Di tutto questo non c’è traccia nella narrazione di Zavoli, nonostante tali aspetti della vicenda fossero stati ampiamente trattati da diversi quotidiani negli anni dal 1981 al 1989; alcuni dettagli – i nomi degli ‘amici’, il presunto ammontare del riscatto – videro la propria conferma giuridica solo nei successivi gradi di giudizio del processo sulla trattativa, seguenti al 1989, ma un giornalista politico non fa cronaca giudiziaria.
Un programma come La notte della Repubblica, però, mandato in onda nella televisione pubblica, fa la Storia; partecipa alla costruzione della memoria collettiva degli italiani. Ancora oggi è preso a riferimento per conoscere le vicende di quegli anni, anche e soprattutto dalle generazioni che quegli anni non hanno vissuto.
Le dettagliate e complesse sentenze sono finite negli archivi giudiziari, i quotidiani dell’epoca sono scomparsi, La notte della Repubblica è rimasta.
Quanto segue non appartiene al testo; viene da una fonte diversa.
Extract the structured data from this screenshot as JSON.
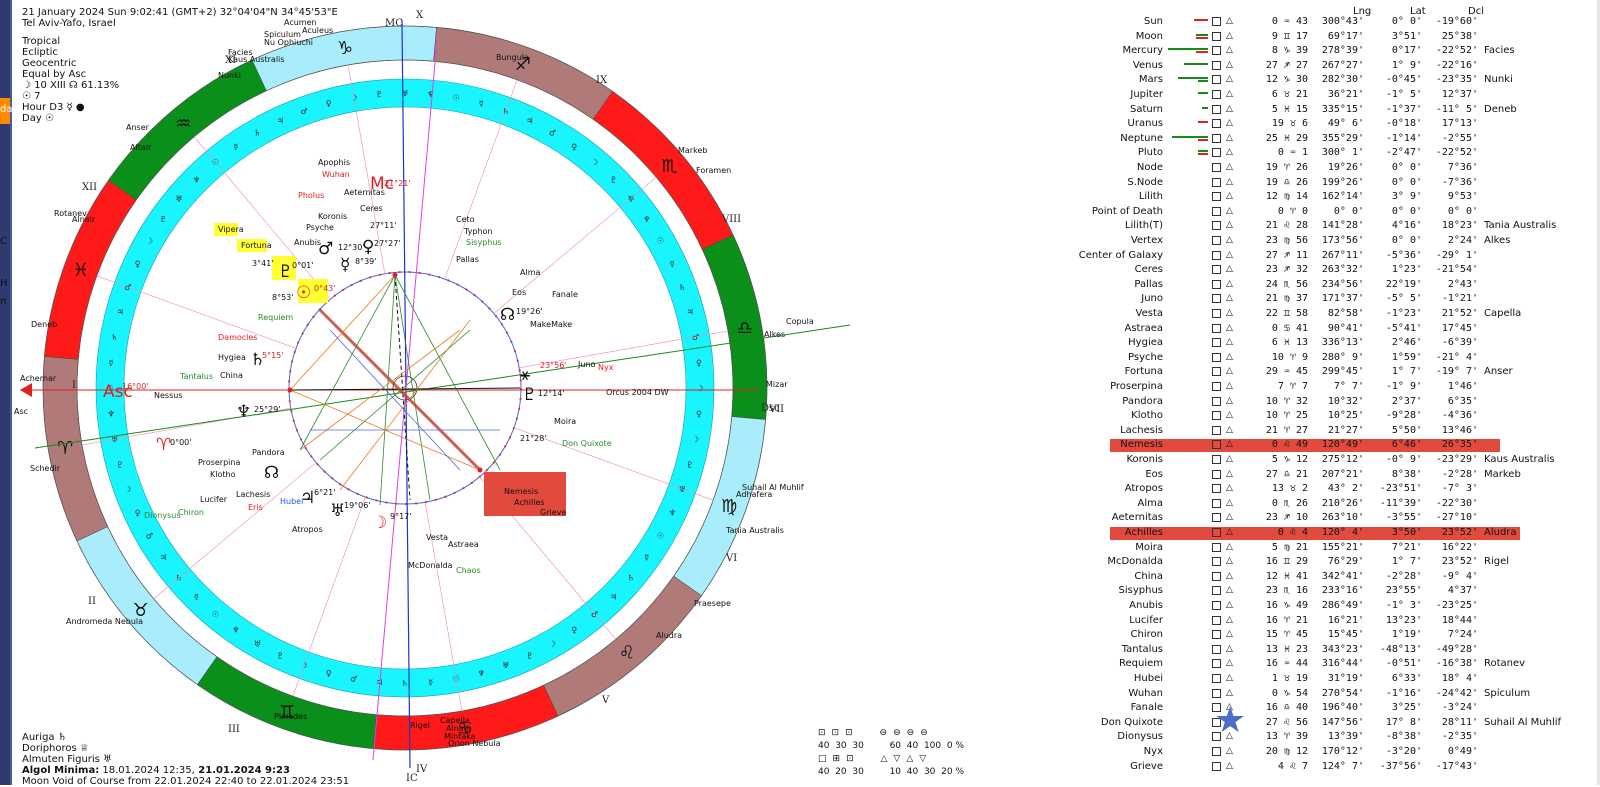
{
  "header": {
    "date_line": "21 January 2024  Sun   9:02:41 (GMT+2) 32°04'04\"N  34°45'53\"E",
    "location": "Tel Aviv-Yafo, Israel",
    "zodiac": "Tropical",
    "ecliptic": "Ecliptic",
    "geocentric": "Geocentric",
    "houses": "Equal by Asc",
    "moon_phase": "☽  10 XIII  ☊ 61.13%",
    "day_number": "☉  7",
    "hour": "Hour D3 ☿ ●",
    "day": "Day ☉"
  },
  "left_stubs": [
    "da",
    "C",
    "H",
    "n"
  ],
  "footer": {
    "auriga": "Auriga  ♄",
    "doriphoros": "Doriphoros  ♕",
    "almuten": "Almuten Figuris  ♅",
    "algol_label": "Algol Minima:",
    "algol_value": " 18.01.2024 12:35,",
    "algol_bold": " 21.01.2024  9:23",
    "void": "Moon Void of Course from 22.01.2024 22:40 to 22.01.2024 23:51"
  },
  "chart": {
    "mc_label": "MC",
    "ic_label": "IC",
    "asc_label": "Asc",
    "dsc_label": "Dsc",
    "x_label": "X",
    "house_labels": [
      "XII",
      "XI",
      "IX",
      "VIII",
      "VII",
      "VI",
      "V",
      "IV",
      "III",
      "II",
      "I"
    ],
    "asc_degree": "16°00'",
    "mc_degree": "21°21'",
    "fixed_stars": [
      "Aculeus",
      "Acumen",
      "Spiculum",
      "Nu Ophiuchi",
      "Facies",
      "Kaus Australis",
      "Nunki",
      "Anser",
      "Altair",
      "Rotanev",
      "Alnair",
      "Deneb",
      "Achernar",
      "Schedir",
      "Andromeda Nebula",
      "Capella",
      "Alnath",
      "Mintaka",
      "Orion Nebula",
      "Rigel",
      "Pleiades",
      "Praesepe",
      "Aludra",
      "Suhail Al Muhlif",
      "Adhafera",
      "Tania Australis",
      "Mizar",
      "Alkes",
      "Copula",
      "Foramen",
      "Markeb",
      "Bungula",
      "Orcus 2004 DW",
      "Don Quixote",
      "Moira",
      "Nyx",
      "Juno",
      "Fanale",
      "MakeMake",
      "Eos",
      "Alma",
      "Ceto",
      "Typhon",
      "Sisyphus",
      "Pallas",
      "Ceres",
      "Aeternitas",
      "Apophis",
      "Wuhan",
      "Pholus",
      "Koronis",
      "Psyche",
      "Anubis",
      "Vipera",
      "Fortuna",
      "Requiem",
      "Damocles",
      "Hygiea",
      "Tantalus",
      "China",
      "Nessus",
      "Pandora",
      "Proserpina",
      "Klotho",
      "Lachesis",
      "Lucifer",
      "Hubei",
      "Eris",
      "Chiron",
      "Dionysus",
      "Atropos",
      "Vesta",
      "Astraea",
      "McDonalda",
      "Chaos",
      "Nemesis",
      "Achilles",
      "Grieve"
    ],
    "planet_degrees": [
      "0°43'",
      "8°53'",
      "3°41'",
      "0°01'",
      "12°30'",
      "27°27'",
      "8°39'",
      "27°11'",
      "19°26'",
      "23°56'",
      "12°14'",
      "21°28'",
      "6°21'",
      "19°06'",
      "9°17'",
      "25°29'",
      "5°15'",
      "0°00'"
    ]
  },
  "table": {
    "headers": {
      "lng": "Lng",
      "lat": "Lat",
      "dcl": "Dcl"
    },
    "rows": [
      {
        "name": "Sun",
        "deg": "0 ♒ 43",
        "lng": "300°43'",
        "lat": "0° 0'",
        "dcl": "-19°60'",
        "star": ""
      },
      {
        "name": "Moon",
        "deg": "9 ♊ 17",
        "lng": "69°17'",
        "lat": "3°51'",
        "dcl": "25°38'",
        "star": ""
      },
      {
        "name": "Mercury",
        "deg": "8 ♑ 39",
        "lng": "278°39'",
        "lat": "0°17'",
        "dcl": "-22°52'",
        "star": "Facies"
      },
      {
        "name": "Venus",
        "deg": "27 ♐ 27",
        "lng": "267°27'",
        "lat": "1° 9'",
        "dcl": "-22°16'",
        "star": ""
      },
      {
        "name": "Mars",
        "deg": "12 ♑ 30",
        "lng": "282°30'",
        "lat": "-0°45'",
        "dcl": "-23°35'",
        "star": "Nunki"
      },
      {
        "name": "Jupiter",
        "deg": "6 ♉ 21",
        "lng": "36°21'",
        "lat": "-1° 5'",
        "dcl": "12°37'",
        "star": ""
      },
      {
        "name": "Saturn",
        "deg": "5 ♓ 15",
        "lng": "335°15'",
        "lat": "-1°37'",
        "dcl": "-11° 5'",
        "star": "Deneb"
      },
      {
        "name": "Uranus",
        "deg": "19 ♉ 6",
        "lng": "49° 6'",
        "lat": "-0°18'",
        "dcl": "17°13'",
        "star": ""
      },
      {
        "name": "Neptune",
        "deg": "25 ♓ 29",
        "lng": "355°29'",
        "lat": "-1°14'",
        "dcl": "-2°55'",
        "star": ""
      },
      {
        "name": "Pluto",
        "deg": "0 ♒ 1",
        "lng": "300° 1'",
        "lat": "-2°47'",
        "dcl": "-22°52'",
        "star": ""
      },
      {
        "name": "Node",
        "deg": "19 ♈ 26",
        "lng": "19°26'",
        "lat": "0° 0'",
        "dcl": "7°36'",
        "star": ""
      },
      {
        "name": "S.Node",
        "deg": "19 ♎ 26",
        "lng": "199°26'",
        "lat": "0° 0'",
        "dcl": "-7°36'",
        "star": ""
      },
      {
        "name": "Lilith",
        "deg": "12 ♍ 14",
        "lng": "162°14'",
        "lat": "3° 9'",
        "dcl": "9°53'",
        "star": ""
      },
      {
        "name": "Point of Death",
        "deg": "0 ♈ 0",
        "lng": "0° 0'",
        "lat": "0° 0'",
        "dcl": "0° 0'",
        "star": ""
      },
      {
        "name": "Lilith(T)",
        "deg": "21 ♌ 28",
        "lng": "141°28'",
        "lat": "4°16'",
        "dcl": "18°23'",
        "star": "Tania Australis"
      },
      {
        "name": "Vertex",
        "deg": "23 ♍ 56",
        "lng": "173°56'",
        "lat": "0° 0'",
        "dcl": "2°24'",
        "star": "Alkes"
      },
      {
        "name": "Center of Galaxy",
        "deg": "27 ♐ 11",
        "lng": "267°11'",
        "lat": "-5°36'",
        "dcl": "-29° 1'",
        "star": ""
      },
      {
        "name": "Ceres",
        "deg": "23 ♐ 32",
        "lng": "263°32'",
        "lat": "1°23'",
        "dcl": "-21°54'",
        "star": ""
      },
      {
        "name": "Pallas",
        "deg": "24 ♏ 56",
        "lng": "234°56'",
        "lat": "22°19'",
        "dcl": "2°43'",
        "star": ""
      },
      {
        "name": "Juno",
        "deg": "21 ♍ 37",
        "lng": "171°37'",
        "lat": "-5° 5'",
        "dcl": "-1°21'",
        "star": ""
      },
      {
        "name": "Vesta",
        "deg": "22 ♊ 58",
        "lng": "82°58'",
        "lat": "-1°23'",
        "dcl": "21°52'",
        "star": "Capella"
      },
      {
        "name": "Astraea",
        "deg": "0 ♋ 41",
        "lng": "90°41'",
        "lat": "-5°41'",
        "dcl": "17°45'",
        "star": ""
      },
      {
        "name": "Hygiea",
        "deg": "6 ♓ 13",
        "lng": "336°13'",
        "lat": "2°46'",
        "dcl": "-6°39'",
        "star": ""
      },
      {
        "name": "Psyche",
        "deg": "10 ♈ 9",
        "lng": "280° 9'",
        "lat": "1°59'",
        "dcl": "-21° 4'",
        "star": ""
      },
      {
        "name": "Fortuna",
        "deg": "29 ♒ 45",
        "lng": "299°45'",
        "lat": "1° 7'",
        "dcl": "-19° 7'",
        "star": "Anser"
      },
      {
        "name": "Proserpina",
        "deg": "7 ♈ 7",
        "lng": "7° 7'",
        "lat": "-1° 9'",
        "dcl": "1°46'",
        "star": ""
      },
      {
        "name": "Pandora",
        "deg": "10 ♈ 32",
        "lng": "10°32'",
        "lat": "2°37'",
        "dcl": "6°35'",
        "star": ""
      },
      {
        "name": "Klotho",
        "deg": "10 ♈ 25",
        "lng": "10°25'",
        "lat": "-9°28'",
        "dcl": "-4°36'",
        "star": ""
      },
      {
        "name": "Lachesis",
        "deg": "21 ♈ 27",
        "lng": "21°27'",
        "lat": "5°50'",
        "dcl": "13°46'",
        "star": ""
      },
      {
        "name": "Nemesis",
        "deg": "0 ♌ 49",
        "lng": "120°49'",
        "lat": "6°46'",
        "dcl": "26°35'",
        "star": "",
        "hl": 1
      },
      {
        "name": "Koronis",
        "deg": "5 ♑ 12",
        "lng": "275°12'",
        "lat": "-0° 9'",
        "dcl": "-23°29'",
        "star": "Kaus Australis"
      },
      {
        "name": "Eos",
        "deg": "27 ♎ 21",
        "lng": "207°21'",
        "lat": "8°38'",
        "dcl": "-2°28'",
        "star": "Markeb"
      },
      {
        "name": "Atropos",
        "deg": "13 ♉ 2",
        "lng": "43° 2'",
        "lat": "-23°51'",
        "dcl": "-7° 3'",
        "star": ""
      },
      {
        "name": "Alma",
        "deg": "0 ♏ 26",
        "lng": "210°26'",
        "lat": "-11°39'",
        "dcl": "-22°30'",
        "star": ""
      },
      {
        "name": "Aeternitas",
        "deg": "23 ♐ 10",
        "lng": "263°10'",
        "lat": "-3°55'",
        "dcl": "-27°10'",
        "star": ""
      },
      {
        "name": "Achilles",
        "deg": "0 ♌ 4",
        "lng": "120° 4'",
        "lat": "3°50'",
        "dcl": "23°52'",
        "star": "Aludra",
        "hl": 2
      },
      {
        "name": "Moira",
        "deg": "5 ♍ 21",
        "lng": "155°21'",
        "lat": "7°21'",
        "dcl": "16°22'",
        "star": ""
      },
      {
        "name": "McDonalda",
        "deg": "16 ♊ 29",
        "lng": "76°29'",
        "lat": "1° 7'",
        "dcl": "23°52'",
        "star": "Rigel"
      },
      {
        "name": "China",
        "deg": "12 ♓ 41",
        "lng": "342°41'",
        "lat": "-2°28'",
        "dcl": "-9° 4'",
        "star": ""
      },
      {
        "name": "Sisyphus",
        "deg": "23 ♏ 16",
        "lng": "233°16'",
        "lat": "23°55'",
        "dcl": "4°37'",
        "star": ""
      },
      {
        "name": "Anubis",
        "deg": "16 ♑ 49",
        "lng": "286°49'",
        "lat": "-1° 3'",
        "dcl": "-23°25'",
        "star": ""
      },
      {
        "name": "Lucifer",
        "deg": "16 ♈ 21",
        "lng": "16°21'",
        "lat": "13°23'",
        "dcl": "18°44'",
        "star": ""
      },
      {
        "name": "Chiron",
        "deg": "15 ♈ 45",
        "lng": "15°45'",
        "lat": "1°19'",
        "dcl": "7°24'",
        "star": ""
      },
      {
        "name": "Tantalus",
        "deg": "13 ♓ 23",
        "lng": "343°23'",
        "lat": "-48°13'",
        "dcl": "-49°28'",
        "star": ""
      },
      {
        "name": "Requiem",
        "deg": "16 ♒ 44",
        "lng": "316°44'",
        "lat": "-0°51'",
        "dcl": "-16°38'",
        "star": "Rotanev"
      },
      {
        "name": "Hubei",
        "deg": "1 ♉ 19",
        "lng": "31°19'",
        "lat": "6°33'",
        "dcl": "18° 4'",
        "star": ""
      },
      {
        "name": "Wuhan",
        "deg": "0 ♑ 54",
        "lng": "270°54'",
        "lat": "-1°16'",
        "dcl": "-24°42'",
        "star": "Spiculum"
      },
      {
        "name": "Fanale",
        "deg": "16 ♎ 40",
        "lng": "196°40'",
        "lat": "3°25'",
        "dcl": "-3°24'",
        "star": ""
      },
      {
        "name": "Don Quixote",
        "deg": "27 ♌ 56",
        "lng": "147°56'",
        "lat": "17° 8'",
        "dcl": "28°11'",
        "star": "Suhail Al Muhlif"
      },
      {
        "name": "Dionysus",
        "deg": "13 ♈ 39",
        "lng": "13°39'",
        "lat": "-8°38'",
        "dcl": "-2°35'",
        "star": ""
      },
      {
        "name": "Nyx",
        "deg": "20 ♍ 12",
        "lng": "170°12'",
        "lat": "-3°20'",
        "dcl": "0°49'",
        "star": ""
      },
      {
        "name": "Grieve",
        "deg": "4 ♌ 7",
        "lng": "124° 7'",
        "lat": "-37°56'",
        "dcl": "-17°43'",
        "star": ""
      }
    ]
  },
  "controls": {
    "row1": [
      "40",
      "30",
      "30"
    ],
    "row1b": [
      "60",
      "40",
      "100",
      "0 %"
    ],
    "row2": [
      "40",
      "20",
      "30"
    ],
    "row2b": [
      "10",
      "40",
      "30",
      "20 %"
    ]
  },
  "colors": {
    "cyan_ring": "#19f5ff",
    "red_sign": "#ff1a1a",
    "green_sign": "#0a8f1a",
    "brown_sign": "#b07a78",
    "light_blue": "#a9ecfb",
    "nemesis_box": "#e34a3e",
    "highlight_row": "#e34a3e",
    "accent": "#4a5da3"
  }
}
Assolvendo a un doppio compito, nella narrazione del caso Cirillo: nel contingente ha protetto la classe politica democristiana al potere, incarnazione in quel momento storico dello Stato stesso e degli interessi economici che lo sostenevano; nel lungo periodo ha creato una memoria storica a supporto – grazie alle omissioni e alla mancata denuncia – di un sistema di potere criminale e corrotto che ancora oggi è lo stesso di allora; c’è voluta Tangentopoli per portarlo a conoscenza del cittadino, anche se come un’araba fenice è poi risorto dalle proprie ceneri più in forza di prima.
Ha ragione Fassino: Zavoli, al pari di ogni giornalista che fa carriera all’interno del principale mezzo di propaganda del potere, “si è messo con generosità e passione al servizio delle istituzioni”. Il drappo notturno che oscura la Repubblica – e il giornalismo televisivo – raramente cala dall’esterno, quasi sempre dall’interno.